Almost every imaginable obstacle (and really quite a few highly unimaginable obstacles) is thrown the pair’s way, hindering their ability to come together romantically. As if large divides in age and social status weren’t difficult enough! “Jane Eyre” has it all—love, mystery, strength and courage, redemption, estrangement and faith. It is refreshing to find such a strong and resolute female character in classic literature. You’ll fall in love with Jane and find yourself wishing beyond all hope that she can find a happy ending with Mr. Rochester.
You may like this book if…you crave a strong female literary lead, you enjoy against-all-odds love stories, you like unexpected plot points, you enjoy the classic governess novel, you are familiar with competing models of Christianity, you like contemplating nature versus nurture, you are intrigued by mystic story elements, you enjoy witnessing a plain Jane’s romance
You may not like this book if… you had a horrible childhood and do not care to rehash these memories, you do not appreciate the author’s portrayal of the mentally ill as a shameful burden, you have a hard time falling head-over-heels for the arrogant and strange Rochester, you are deathly afraid of ghosts or fire. (Melissa LR Handa)

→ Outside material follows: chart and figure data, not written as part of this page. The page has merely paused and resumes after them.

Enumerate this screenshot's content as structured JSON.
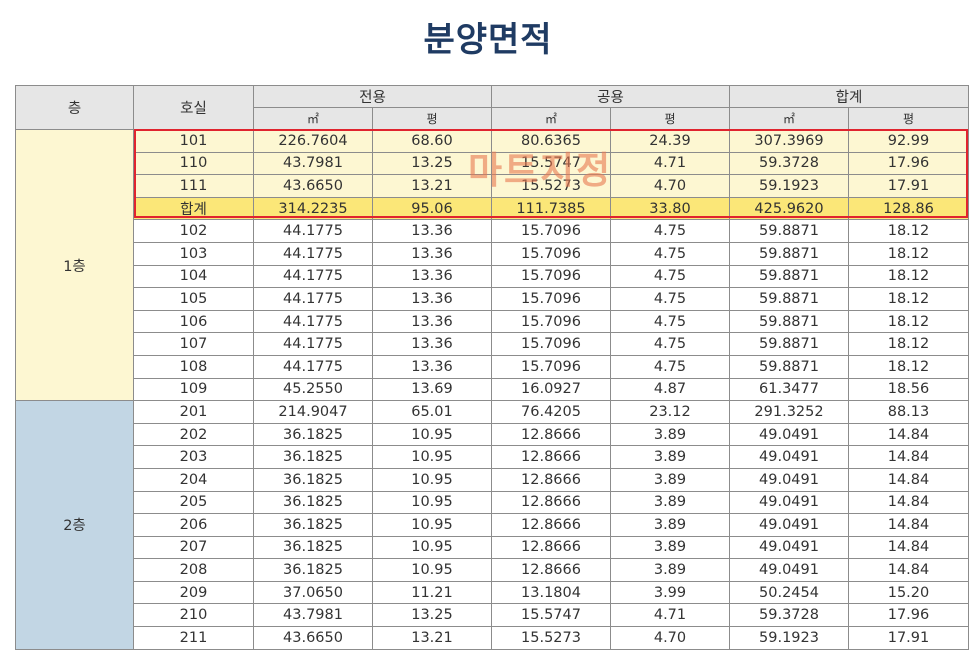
{
  "title": "분양면적",
  "watermark": "마트지정",
  "headers": {
    "floor": "층",
    "unit": "호실",
    "exclusive": "전용",
    "common": "공용",
    "total": "합계",
    "sqm": "㎡",
    "pyeong": "평"
  },
  "floors": [
    {
      "label": "1층",
      "rows": [
        {
          "unit": "101",
          "ex_m2": "226.7604",
          "ex_py": "68.60",
          "co_m2": "80.6365",
          "co_py": "24.39",
          "to_m2": "307.3969",
          "to_py": "92.99",
          "highlight": "light"
        },
        {
          "unit": "110",
          "ex_m2": "43.7981",
          "ex_py": "13.25",
          "co_m2": "15.5747",
          "co_py": "4.71",
          "to_m2": "59.3728",
          "to_py": "17.96",
          "highlight": "light"
        },
        {
          "unit": "111",
          "ex_m2": "43.6650",
          "ex_py": "13.21",
          "co_m2": "15.5273",
          "co_py": "4.70",
          "to_m2": "59.1923",
          "to_py": "17.91",
          "highlight": "light"
        },
        {
          "unit": "합계",
          "ex_m2": "314.2235",
          "ex_py": "95.06",
          "co_m2": "111.7385",
          "co_py": "33.80",
          "to_m2": "425.9620",
          "to_py": "128.86",
          "highlight": "sum"
        },
        {
          "unit": "102",
          "ex_m2": "44.1775",
          "ex_py": "13.36",
          "co_m2": "15.7096",
          "co_py": "4.75",
          "to_m2": "59.8871",
          "to_py": "18.12"
        },
        {
          "unit": "103",
          "ex_m2": "44.1775",
          "ex_py": "13.36",
          "co_m2": "15.7096",
          "co_py": "4.75",
          "to_m2": "59.8871",
          "to_py": "18.12"
        },
        {
          "unit": "104",
          "ex_m2": "44.1775",
          "ex_py": "13.36",
          "co_m2": "15.7096",
          "co_py": "4.75",
          "to_m2": "59.8871",
          "to_py": "18.12"
        },
        {
          "unit": "105",
          "ex_m2": "44.1775",
          "ex_py": "13.36",
          "co_m2": "15.7096",
          "co_py": "4.75",
          "to_m2": "59.8871",
          "to_py": "18.12"
        },
        {
          "unit": "106",
          "ex_m2": "44.1775",
          "ex_py": "13.36",
          "co_m2": "15.7096",
          "co_py": "4.75",
          "to_m2": "59.8871",
          "to_py": "18.12"
        },
        {
          "unit": "107",
          "ex_m2": "44.1775",
          "ex_py": "13.36",
          "co_m2": "15.7096",
          "co_py": "4.75",
          "to_m2": "59.8871",
          "to_py": "18.12"
        },
        {
          "unit": "108",
          "ex_m2": "44.1775",
          "ex_py": "13.36",
          "co_m2": "15.7096",
          "co_py": "4.75",
          "to_m2": "59.8871",
          "to_py": "18.12"
        },
        {
          "unit": "109",
          "ex_m2": "45.2550",
          "ex_py": "13.69",
          "co_m2": "16.0927",
          "co_py": "4.87",
          "to_m2": "61.3477",
          "to_py": "18.56"
        }
      ]
    },
    {
      "label": "2층",
      "rows": [
        {
          "unit": "201",
          "ex_m2": "214.9047",
          "ex_py": "65.01",
          "co_m2": "76.4205",
          "co_py": "23.12",
          "to_m2": "291.3252",
          "to_py": "88.13"
        },
        {
          "unit": "202",
          "ex_m2": "36.1825",
          "ex_py": "10.95",
          "co_m2": "12.8666",
          "co_py": "3.89",
          "to_m2": "49.0491",
          "to_py": "14.84"
        },
        {
          "unit": "203",
          "ex_m2": "36.1825",
          "ex_py": "10.95",
          "co_m2": "12.8666",
          "co_py": "3.89",
          "to_m2": "49.0491",
          "to_py": "14.84"
        },
        {
          "unit": "204",
          "ex_m2": "36.1825",
          "ex_py": "10.95",
          "co_m2": "12.8666",
          "co_py": "3.89",
          "to_m2": "49.0491",
          "to_py": "14.84"
        },
        {
          "unit": "205",
          "ex_m2": "36.1825",
          "ex_py": "10.95",
          "co_m2": "12.8666",
          "co_py": "3.89",
          "to_m2": "49.0491",
          "to_py": "14.84"
        },
        {
          "unit": "206",
          "ex_m2": "36.1825",
          "ex_py": "10.95",
          "co_m2": "12.8666",
          "co_py": "3.89",
          "to_m2": "49.0491",
          "to_py": "14.84"
        },
        {
          "unit": "207",
          "ex_m2": "36.1825",
          "ex_py": "10.95",
          "co_m2": "12.8666",
          "co_py": "3.89",
          "to_m2": "49.0491",
          "to_py": "14.84"
        },
        {
          "unit": "208",
          "ex_m2": "36.1825",
          "ex_py": "10.95",
          "co_m2": "12.8666",
          "co_py": "3.89",
          "to_m2": "49.0491",
          "to_py": "14.84"
        },
        {
          "unit": "209",
          "ex_m2": "37.0650",
          "ex_py": "11.21",
          "co_m2": "13.1804",
          "co_py": "3.99",
          "to_m2": "50.2454",
          "to_py": "15.20"
        },
        {
          "unit": "210",
          "ex_m2": "43.7981",
          "ex_py": "13.25",
          "co_m2": "15.5747",
          "co_py": "4.71",
          "to_m2": "59.3728",
          "to_py": "17.96"
        },
        {
          "unit": "211",
          "ex_m2": "43.6650",
          "ex_py": "13.21",
          "co_m2": "15.5273",
          "co_py": "4.70",
          "to_m2": "59.1923",
          "to_py": "17.91"
        }
      ]
    }
  ],
  "colors": {
    "title": "#1f3b63",
    "header_bg": "#e6e6e6",
    "floor1_bg": "#fcd9b0",
    "floor2_bg": "#c2d6e4",
    "highlight_light": "#fdf7d2",
    "highlight_sum": "#fbe778",
    "highlight_border": "#e0242e",
    "watermark": "#e87850"
  }
}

A little piece of news concerning Jane Eyre 2011. Its imdb entry lists
Georgia Bourke (on the right hand side) as Leah.
Not so enthusiastic is the vision of 'finals time' in
The Oklahoma Daily:
Whoa ... where did the past eight hours go and why can’t you remember any of it? Did I just go into a light coma or a really heavy nap? Oh wait, your finger is on the last page of “Jane Eyre.” Yeah for progress! (Joshua Boydston)

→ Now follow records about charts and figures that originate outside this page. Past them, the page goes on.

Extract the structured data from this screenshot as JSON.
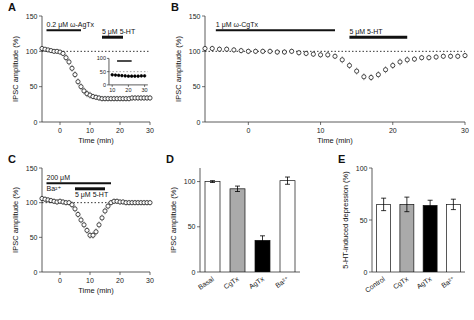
{
  "chart_data": [
    {
      "type": "scatter",
      "title": "A",
      "xlabel": "Time (min)",
      "ylabel": "IPSC amplitude (%)",
      "x": [
        -6,
        -5,
        -4,
        -3,
        -2,
        -1,
        0,
        1,
        2,
        3,
        4,
        5,
        6,
        7,
        8,
        9,
        10,
        11,
        12,
        13,
        14,
        15,
        16,
        17,
        18,
        19,
        20,
        21,
        22,
        23,
        24,
        25,
        26,
        27,
        28,
        29,
        30
      ],
      "values": [
        104,
        103,
        102,
        101,
        100,
        100,
        99,
        97,
        91,
        85,
        76,
        67,
        57,
        50,
        44,
        40,
        38,
        36,
        35,
        34,
        33,
        33,
        33,
        33,
        33,
        33,
        33,
        33,
        33,
        33,
        34,
        34,
        34,
        34,
        34,
        34,
        34
      ],
      "errors": [
        3,
        3,
        3,
        3,
        3,
        3,
        3,
        4,
        5,
        5,
        5,
        5,
        5,
        5,
        5,
        5,
        5,
        4,
        4,
        4,
        4,
        4,
        4,
        4,
        4,
        4,
        4,
        4,
        4,
        4,
        4,
        4,
        4,
        4,
        4,
        4,
        4
      ],
      "color": "black",
      "marker": "open-circle",
      "xlim": [
        -6,
        30
      ],
      "ylim": [
        0,
        150
      ],
      "xticks": [
        0,
        10,
        20,
        30
      ],
      "yticks": [
        0,
        50,
        100,
        150
      ],
      "reference_line": 100,
      "annotations": [
        {
          "text": "0.2 μM ω-AgTx",
          "x": [
            -4.5,
            7
          ],
          "y": 130
        },
        {
          "text": "5 μM 5-HT",
          "x": [
            14,
            21
          ],
          "y": 120
        }
      ],
      "inset": {
        "type": "scatter",
        "x": [
          10,
          12,
          14,
          16,
          18,
          20,
          22,
          24,
          26,
          28,
          30
        ],
        "values": [
          38,
          37,
          36,
          35,
          34,
          33,
          33,
          33,
          33,
          34,
          34
        ],
        "errors": [
          3.5,
          3.5,
          3.5,
          3.5,
          3.5,
          3.5,
          3.5,
          3.5,
          3.5,
          3.5,
          3.5
        ],
        "color": "black",
        "marker": "circle",
        "xlim": [
          8,
          32
        ],
        "ylim": [
          0,
          100
        ],
        "xticks": [
          10,
          20,
          30
        ],
        "yticks": [
          0,
          50,
          100
        ],
        "reference_line": 50,
        "annotations": [
          {
            "x": [
              13,
              22
            ],
            "y": 90
          }
        ]
      }
    },
    {
      "type": "scatter",
      "title": "B",
      "xlabel": "Time (min)",
      "ylabel": "IPSC amplitude (%)",
      "x": [
        -6,
        -5,
        -4,
        -3,
        -2,
        -1,
        0,
        1,
        2,
        3,
        4,
        5,
        6,
        7,
        8,
        9,
        10,
        11,
        12,
        13,
        14,
        15,
        16,
        17,
        18,
        19,
        20,
        21,
        22,
        23,
        24,
        25,
        26,
        27,
        28,
        29,
        30
      ],
      "values": [
        104,
        104,
        103,
        103,
        102,
        101,
        100,
        100,
        100,
        100,
        99,
        99,
        100,
        98,
        97,
        96,
        95,
        95,
        93,
        88,
        80,
        72,
        64,
        63,
        67,
        74,
        80,
        85,
        88,
        89,
        91,
        91,
        92,
        93,
        93,
        93,
        94
      ],
      "errors": [
        4,
        4,
        4,
        4,
        4,
        4,
        4,
        4,
        4,
        4,
        4,
        4,
        4,
        4,
        4,
        4,
        4,
        4,
        4,
        5,
        5,
        5,
        5,
        5,
        5,
        5,
        5,
        5,
        5,
        4,
        4,
        4,
        4,
        4,
        4,
        4,
        4
      ],
      "color": "black",
      "marker": "open-circle",
      "xlim": [
        -6,
        30
      ],
      "ylim": [
        0,
        150
      ],
      "xticks": [
        0,
        10,
        20,
        30
      ],
      "yticks": [
        0,
        50,
        100,
        150
      ],
      "reference_line": 100,
      "annotations": [
        {
          "text": "1 μM ω-CgTx",
          "x": [
            -4.5,
            12
          ],
          "y": 130
        },
        {
          "text": "5 μM 5-HT",
          "x": [
            14,
            22
          ],
          "y": 120
        }
      ]
    },
    {
      "type": "scatter",
      "title": "C",
      "xlabel": "Time (min)",
      "ylabel": "IPSC amplitude (%)",
      "x": [
        -6,
        -5,
        -4,
        -3,
        -2,
        -1,
        0,
        1,
        2,
        3,
        4,
        5,
        6,
        7,
        8,
        9,
        10,
        11,
        12,
        13,
        14,
        15,
        16,
        17,
        18,
        19,
        20,
        21,
        22,
        23,
        24,
        25,
        26,
        27,
        28,
        29,
        30
      ],
      "values": [
        106,
        105,
        104,
        103,
        102,
        101,
        102,
        101,
        100,
        100,
        97,
        91,
        83,
        75,
        68,
        60,
        53,
        53,
        58,
        68,
        78,
        88,
        95,
        100,
        102,
        102,
        101,
        101,
        100,
        100,
        100,
        100,
        100,
        100,
        100,
        100,
        100
      ],
      "errors": [
        4,
        4,
        4,
        4,
        4,
        4,
        4,
        4,
        4,
        4,
        5,
        5,
        5,
        5,
        5,
        5,
        5,
        5,
        5,
        5,
        5,
        5,
        5,
        4,
        4,
        4,
        4,
        4,
        4,
        4,
        4,
        4,
        4,
        4,
        4,
        4,
        4
      ],
      "color": "black",
      "marker": "open-circle",
      "xlim": [
        -6,
        30
      ],
      "ylim": [
        0,
        150
      ],
      "xticks": [
        0,
        10,
        20,
        30
      ],
      "yticks": [
        0,
        50,
        100,
        150
      ],
      "reference_line": 100,
      "annotations": [
        {
          "text": "200 μM",
          "text_below": "Ba²⁺",
          "x": [
            -4.5,
            17
          ],
          "y": 128
        },
        {
          "text": "5 μM 5-HT",
          "x": [
            5,
            15
          ],
          "y": 120
        }
      ]
    },
    {
      "type": "bar",
      "title": "D",
      "ylabel": "IPSC amplitude (%)",
      "categories": [
        "Basal",
        "CgTx",
        "AgTx",
        "Ba²⁺"
      ],
      "values": [
        100,
        92,
        35,
        101
      ],
      "errors": [
        1,
        3,
        5,
        4
      ],
      "colors": [
        "white",
        "#aaaaaa",
        "black",
        "white"
      ],
      "ylim": [
        0,
        115
      ],
      "yticks": [
        0,
        50,
        100
      ]
    },
    {
      "type": "bar",
      "title": "E",
      "ylabel": "5-HT-induced depression (%)",
      "categories": [
        "Control",
        "CgTx",
        "AgTx",
        "Ba²⁺"
      ],
      "values": [
        65,
        65,
        64,
        65
      ],
      "errors": [
        6,
        7,
        5,
        5
      ],
      "colors": [
        "white",
        "#aaaaaa",
        "black",
        "white"
      ],
      "ylim": [
        0,
        100
      ],
      "yticks": [
        0,
        50,
        100
      ]
    }
  ]
}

Katharine Hepburn's biographer Charlotte Chandler talks to the
Chicago Tribune and mentions tour for the Theatre Guild
playing Jane Eyre in passing.
The Deccan Herald reminisces about discovering the classics on an old sofa.
Flickr user : Elizabeth : has uploaded a picture of two old editions of Jane Eyre and Wuthering Heights together with a personal story and another Flickr user,
keartona has posted a picture of one of the possible sources for Thornfield Hall: North Lees Hall.